Flipkart has had a very tough 2016 and had received a major shock when its founder was eased out of the CEO’s role recently, by an investor’s pick. Its cycle of bad news continues as its valuation was downgraded by an investor by a whopping 4% to $9.9 billion.
Flipkart has been facing tough competition from American Multi National Corporation and giant Amazon in the e-commerce space. Amazon is now recording a larger revenue growth and has a revenue larger than that of Flipkart. Amazon has been in India for a much shorter amount of time than Flipkart and has still managed to steal a march on Flipkart. Amazon also has a lot of cash as compared to Flipkart. Amazon USA, has pledged to invest $5 billion into its Indian unit and this is something that Flipkart may not be able to manage.

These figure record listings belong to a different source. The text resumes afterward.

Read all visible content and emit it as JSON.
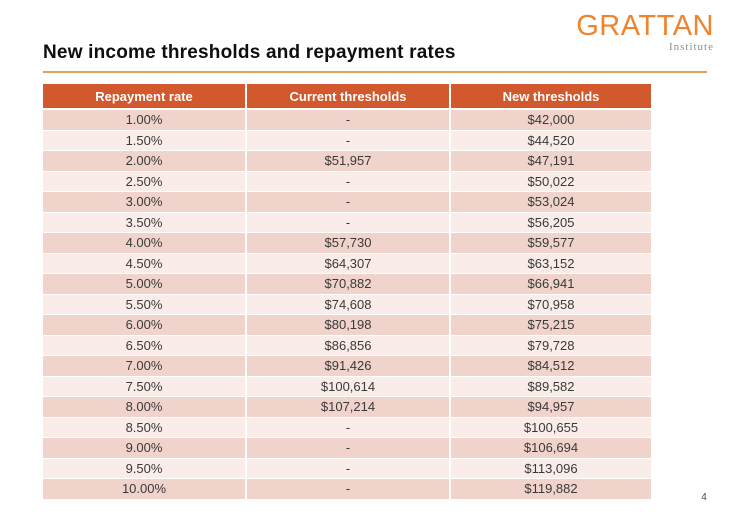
{
  "slide": {
    "title": "New income thresholds and repayment rates",
    "page_number": "4"
  },
  "logo": {
    "text": "GRATTAN",
    "subtitle": "Institute"
  },
  "colors": {
    "header_orange": "#d2582e",
    "row_dark_pink": "#f0d3ca",
    "row_light_pink": "#faece8",
    "logo_orange": "#f0842e",
    "title_rule_tan": "#e0a352"
  },
  "chart_data": {
    "type": "table",
    "title": "New income thresholds and repayment rates",
    "columns": [
      "Repayment rate",
      "Current thresholds",
      "New thresholds"
    ],
    "rows": [
      [
        "1.00%",
        "-",
        "$42,000"
      ],
      [
        "1.50%",
        "-",
        "$44,520"
      ],
      [
        "2.00%",
        "$51,957",
        "$47,191"
      ],
      [
        "2.50%",
        "-",
        "$50,022"
      ],
      [
        "3.00%",
        "-",
        "$53,024"
      ],
      [
        "3.50%",
        "-",
        "$56,205"
      ],
      [
        "4.00%",
        "$57,730",
        "$59,577"
      ],
      [
        "4.50%",
        "$64,307",
        "$63,152"
      ],
      [
        "5.00%",
        "$70,882",
        "$66,941"
      ],
      [
        "5.50%",
        "$74,608",
        "$70,958"
      ],
      [
        "6.00%",
        "$80,198",
        "$75,215"
      ],
      [
        "6.50%",
        "$86,856",
        "$79,728"
      ],
      [
        "7.00%",
        "$91,426",
        "$84,512"
      ],
      [
        "7.50%",
        "$100,614",
        "$89,582"
      ],
      [
        "8.00%",
        "$107,214",
        "$94,957"
      ],
      [
        "8.50%",
        "-",
        "$100,655"
      ],
      [
        "9.00%",
        "-",
        "$106,694"
      ],
      [
        "9.50%",
        "-",
        "$113,096"
      ],
      [
        "10.00%",
        "-",
        "$119,882"
      ]
    ]
  }
}
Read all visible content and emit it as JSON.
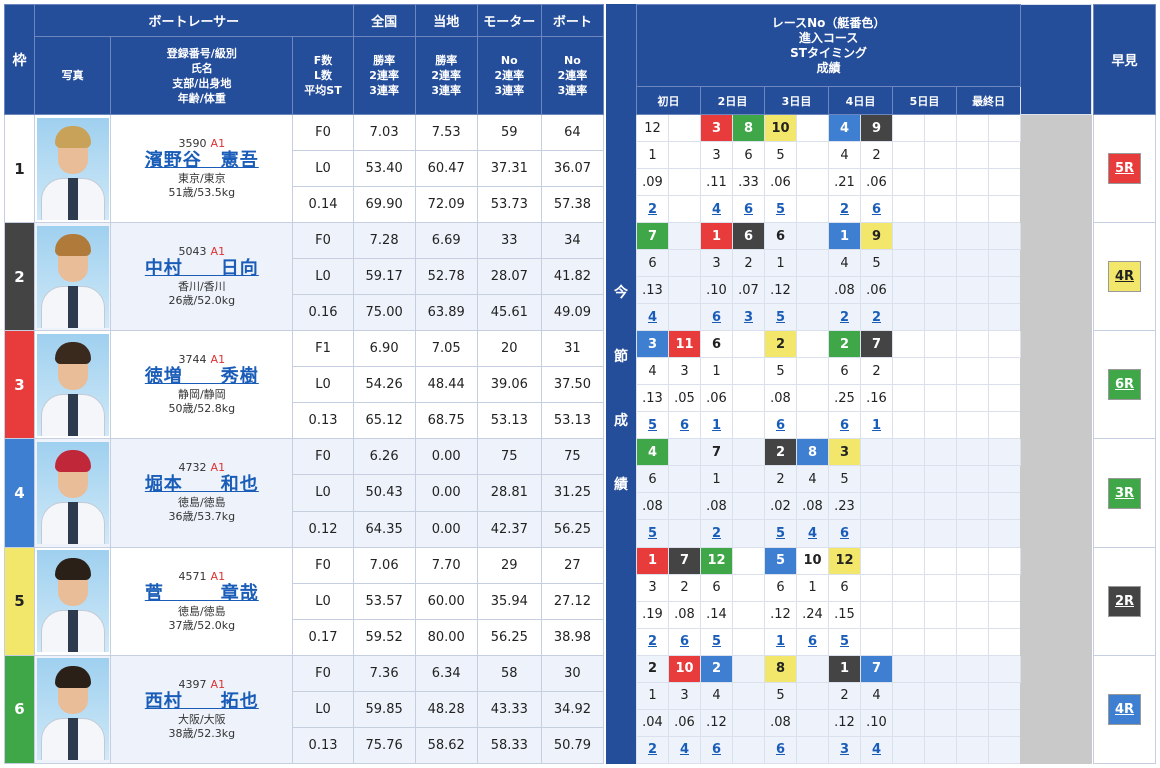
{
  "header": {
    "waku": "枠",
    "racer": "ボートレーサー",
    "photo": "写真",
    "info": "登録番号/級別\n氏名\n支部/出身地\n年齢/体重",
    "fl": "F数\nL数\n平均ST",
    "zenkoku": "全国",
    "zenkoku_sub": "勝率\n2連率\n3連率",
    "touchi": "当地",
    "touchi_sub": "勝率\n2連率\n3連率",
    "motor": "モーター",
    "motor_sub": "No\n2連率\n3連率",
    "boat": "ボート",
    "boat_sub": "No\n2連率\n3連率",
    "konsetsu": [
      "今",
      "節",
      "成",
      "績"
    ],
    "race_info": "レースNo（艇番色）\n進入コース\nSTタイミング\n成績",
    "days": [
      "初日",
      "2日目",
      "3日目",
      "4日目",
      "5日目",
      "最終日"
    ],
    "hayami": "早見"
  },
  "racers": [
    {
      "waku": "1",
      "reg": "3590",
      "cls": "A1",
      "name": "濱野谷　憲吾",
      "place": "東京/東京",
      "age": "51歳/53.5kg",
      "f": "F0",
      "l": "L0",
      "st": "0.14",
      "zw": "7.03",
      "z2": "53.40",
      "z3": "69.90",
      "tw": "7.53",
      "t2": "60.47",
      "t3": "72.09",
      "mno": "59",
      "m2": "37.31",
      "m3": "53.73",
      "bno": "64",
      "b2": "36.07",
      "b3": "57.38",
      "early": "5R",
      "hair": "#c9a25a",
      "races": [
        [
          "12",
          "1",
          ".09",
          "2"
        ],
        [
          "",
          "",
          "",
          ""
        ],
        [
          "3",
          "3",
          ".11",
          "4"
        ],
        [
          "8",
          "6",
          ".33",
          "6"
        ],
        [
          "10",
          "5",
          ".06",
          "5"
        ],
        [
          "",
          "",
          "",
          ""
        ],
        [
          "4",
          "4",
          ".21",
          "2"
        ],
        [
          "9",
          "2",
          ".06",
          "6"
        ],
        [
          "",
          "",
          "",
          ""
        ],
        [
          "",
          "",
          "",
          ""
        ],
        [
          "",
          "",
          "",
          ""
        ],
        [
          "",
          "",
          "",
          ""
        ]
      ],
      "rc": [
        "c1",
        "x",
        "c3",
        "c6",
        "c5",
        "x",
        "c4",
        "c2",
        "x",
        "x",
        "x",
        "x"
      ]
    },
    {
      "waku": "2",
      "reg": "5043",
      "cls": "A1",
      "name": "中村　　日向",
      "place": "香川/香川",
      "age": "26歳/52.0kg",
      "f": "F0",
      "l": "L0",
      "st": "0.16",
      "zw": "7.28",
      "z2": "59.17",
      "z3": "75.00",
      "tw": "6.69",
      "t2": "52.78",
      "t3": "63.89",
      "mno": "33",
      "m2": "28.07",
      "m3": "45.61",
      "bno": "34",
      "b2": "41.82",
      "b3": "49.09",
      "early": "4R",
      "hair": "#b07a3a",
      "races": [
        [
          "7",
          "6",
          ".13",
          "4"
        ],
        [
          "",
          "",
          "",
          ""
        ],
        [
          "1",
          "3",
          ".10",
          "6"
        ],
        [
          "6",
          "2",
          ".07",
          "3"
        ],
        [
          "6",
          "1",
          ".12",
          "5"
        ],
        [
          "",
          "",
          "",
          ""
        ],
        [
          "1",
          "4",
          ".08",
          "2"
        ],
        [
          "9",
          "5",
          ".06",
          "2"
        ],
        [
          "",
          "",
          "",
          ""
        ],
        [
          "",
          "",
          "",
          ""
        ],
        [
          "",
          "",
          "",
          ""
        ],
        [
          "",
          "",
          "",
          ""
        ]
      ],
      "rc": [
        "c6",
        "x",
        "c3",
        "c2",
        "c1b",
        "x",
        "c4",
        "c5",
        "x",
        "x",
        "x",
        "x"
      ]
    },
    {
      "waku": "3",
      "reg": "3744",
      "cls": "A1",
      "name": "徳増　　秀樹",
      "place": "静岡/静岡",
      "age": "50歳/52.8kg",
      "f": "F1",
      "l": "L0",
      "st": "0.13",
      "zw": "6.90",
      "z2": "54.26",
      "z3": "65.12",
      "tw": "7.05",
      "t2": "48.44",
      "t3": "68.75",
      "mno": "20",
      "m2": "39.06",
      "m3": "53.13",
      "bno": "31",
      "b2": "37.50",
      "b3": "53.13",
      "early": "6R",
      "hair": "#3a2a1e",
      "races": [
        [
          "3",
          "4",
          ".13",
          "5"
        ],
        [
          "11",
          "3",
          ".05",
          "6"
        ],
        [
          "6",
          "1",
          ".06",
          "1"
        ],
        [
          "",
          "",
          "",
          ""
        ],
        [
          "2",
          "5",
          ".08",
          "6"
        ],
        [
          "",
          "",
          "",
          ""
        ],
        [
          "2",
          "6",
          ".25",
          "6"
        ],
        [
          "7",
          "2",
          ".16",
          "1"
        ],
        [
          "",
          "",
          "",
          ""
        ],
        [
          "",
          "",
          "",
          ""
        ],
        [
          "",
          "",
          "",
          ""
        ],
        [
          "",
          "",
          "",
          ""
        ]
      ],
      "rc": [
        "c4",
        "c3",
        "c1b",
        "x",
        "c5",
        "x",
        "c6",
        "c2",
        "x",
        "x",
        "x",
        "x"
      ]
    },
    {
      "waku": "4",
      "reg": "4732",
      "cls": "A1",
      "name": "堀本　　和也",
      "place": "徳島/徳島",
      "age": "36歳/53.7kg",
      "f": "F0",
      "l": "L0",
      "st": "0.12",
      "zw": "6.26",
      "z2": "50.43",
      "z3": "64.35",
      "tw": "0.00",
      "t2": "0.00",
      "t3": "0.00",
      "mno": "75",
      "m2": "28.81",
      "m3": "42.37",
      "bno": "75",
      "b2": "31.25",
      "b3": "56.25",
      "early": "3R",
      "hair": "#c0283a",
      "races": [
        [
          "4",
          "6",
          ".08",
          "5"
        ],
        [
          "",
          "",
          "",
          ""
        ],
        [
          "7",
          "1",
          ".08",
          "2"
        ],
        [
          "",
          "",
          "",
          ""
        ],
        [
          "2",
          "2",
          ".02",
          "5"
        ],
        [
          "8",
          "4",
          ".08",
          "4"
        ],
        [
          "3",
          "5",
          ".23",
          "6"
        ],
        [
          "",
          "",
          "",
          ""
        ],
        [
          "",
          "",
          "",
          ""
        ],
        [
          "",
          "",
          "",
          ""
        ],
        [
          "",
          "",
          "",
          ""
        ],
        [
          "",
          "",
          "",
          ""
        ]
      ],
      "rc": [
        "c6",
        "x",
        "c1b",
        "x",
        "c2",
        "c4",
        "c5",
        "x",
        "x",
        "x",
        "x",
        "x"
      ]
    },
    {
      "waku": "5",
      "reg": "4571",
      "cls": "A1",
      "name": "菅　　　章哉",
      "place": "徳島/徳島",
      "age": "37歳/52.0kg",
      "f": "F0",
      "l": "L0",
      "st": "0.17",
      "zw": "7.06",
      "z2": "53.57",
      "z3": "59.52",
      "tw": "7.70",
      "t2": "60.00",
      "t3": "80.00",
      "mno": "29",
      "m2": "35.94",
      "m3": "56.25",
      "bno": "27",
      "b2": "27.12",
      "b3": "38.98",
      "early": "2R",
      "hair": "#2a2018",
      "races": [
        [
          "1",
          "3",
          ".19",
          "2"
        ],
        [
          "7",
          "2",
          ".08",
          "6"
        ],
        [
          "12",
          "6",
          ".14",
          "5"
        ],
        [
          "",
          "",
          "",
          ""
        ],
        [
          "5",
          "6",
          ".12",
          "1"
        ],
        [
          "10",
          "1",
          ".24",
          "6"
        ],
        [
          "12",
          "6",
          ".15",
          "5"
        ],
        [
          "",
          "",
          "",
          ""
        ],
        [
          "",
          "",
          "",
          ""
        ],
        [
          "",
          "",
          "",
          ""
        ],
        [
          "",
          "",
          "",
          ""
        ],
        [
          "",
          "",
          "",
          ""
        ]
      ],
      "rc": [
        "c3",
        "c2",
        "c6",
        "x",
        "c4",
        "c1b",
        "c5",
        "x",
        "x",
        "x",
        "x",
        "x"
      ]
    },
    {
      "waku": "6",
      "reg": "4397",
      "cls": "A1",
      "name": "西村　　拓也",
      "place": "大阪/大阪",
      "age": "38歳/52.3kg",
      "f": "F0",
      "l": "L0",
      "st": "0.13",
      "zw": "7.36",
      "z2": "59.85",
      "z3": "75.76",
      "tw": "6.34",
      "t2": "48.28",
      "t3": "58.62",
      "mno": "58",
      "m2": "43.33",
      "m3": "58.33",
      "bno": "30",
      "b2": "34.92",
      "b3": "50.79",
      "early": "4R",
      "hair": "#2a2018",
      "races": [
        [
          "2",
          "1",
          ".04",
          "2"
        ],
        [
          "10",
          "3",
          ".06",
          "4"
        ],
        [
          "2",
          "4",
          ".12",
          "6"
        ],
        [
          "",
          "",
          "",
          ""
        ],
        [
          "8",
          "5",
          ".08",
          "6"
        ],
        [
          "",
          "",
          "",
          ""
        ],
        [
          "1",
          "2",
          ".12",
          "3"
        ],
        [
          "7",
          "4",
          ".10",
          "4"
        ],
        [
          "",
          "",
          "",
          ""
        ],
        [
          "",
          "",
          "",
          ""
        ],
        [
          "",
          "",
          "",
          ""
        ],
        [
          "",
          "",
          "",
          ""
        ]
      ],
      "rc": [
        "c1b",
        "c3",
        "c4",
        "x",
        "c5",
        "x",
        "c2",
        "c4",
        "x",
        "x",
        "x",
        "x"
      ]
    }
  ],
  "colors": {
    "header": "#244d9a",
    "waku1": "#ffffff",
    "waku2": "#444444",
    "waku3": "#e83c3c",
    "waku4": "#3f7fd1",
    "waku5": "#f2e76a",
    "waku6": "#3fa748"
  }
}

Flipkart’s investor T.Rowe Price, a mutual fund investor had invested a $100 million in Flipkart in December 2014, when it raised $700 million in funding. They had marked down their investment by 15% in April 2016 and this would be the second time that they have devalued their shares, by 4%. This brings the price per share of Flipkart to $93.15, down from $96.29.
Morgan and Stanley had marked down their investment in Flipkart by 38.2% in November 2016, but people in the know said that their assessment did not matter in this case as they owned stock only worth approximately $100,000.